1870 U.S. Census, Yalobusha County, page 123 (MDAH roll #1138)
1870 U.S. Census, Yalobusha County, page 123 (MDAH roll #1138)

In 1880, fifteen-year-old Dunbar was living in older brother Robert’s house in Livingston, Madison County, along with his mother, listed as M. J. Rowland, age 50, “m-in law” on the census. The 1890 census burned, but as we will see in the next post Dunbar Rowland was in college and beginning his career in the intervening years between the 1880 and 1900 censuses.

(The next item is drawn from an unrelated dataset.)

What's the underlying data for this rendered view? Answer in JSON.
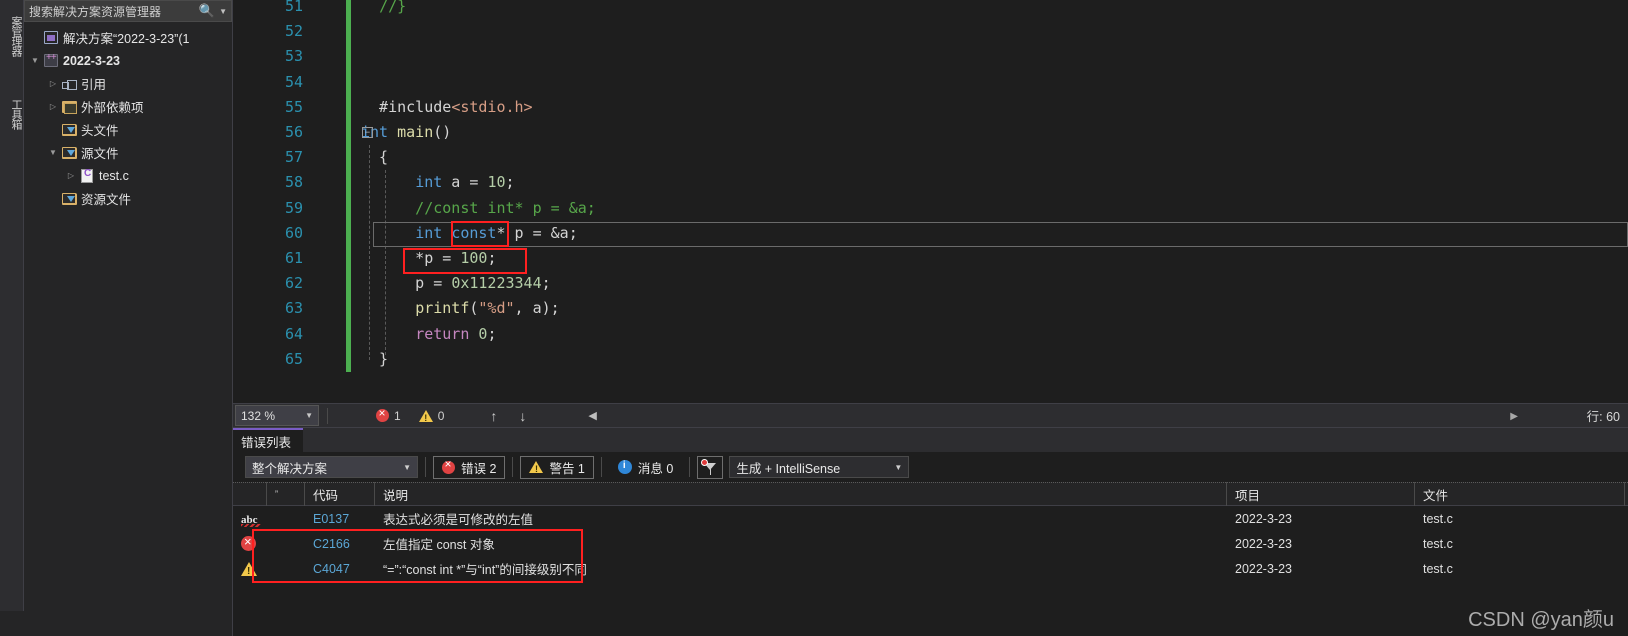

1 Dates for Creed Taylor Rowland uncertain at this time; he was listed as age 58 on the 1860 census (Monroe County, page 477) and he was still living in April 1866 when the IRS assessed the value of his property (Ancestry.com, District 3; Annual, Monthly and Special Lists Dec 1865–Dec 1866, U.S. IRS Tax Assessment Lists, 1862–1918 [database on-line] (Provo, UT, USA: Ancestry.com Operations Inc, 2008), image 73).
2 Biographical information from “Rowland, Dunbar Biographical Sketches” and “Rowland, Dunbar Death,” Subject Files (MDAH) and U.S. census records (MDAH).

3 Monroe County deed book volumes 13 (pages 554–55), 15 (pages 118–19), and 22 (pages 84–5, 174–77); on microfilm at MDAH.

4 Dates for Dr. William Brewer, Mary Judith, and William B. (Jr.) Rowland from their graves in Coffeeville Cemetery, see C. H. Spearman, arr., Yalobusha County, Mississippi Cemetery Records, vol. II “Eastern Yalobusha County” (Coffeeville, MS: The Yalobusha County Historical Society, 1980), 32, 53 (MDAH).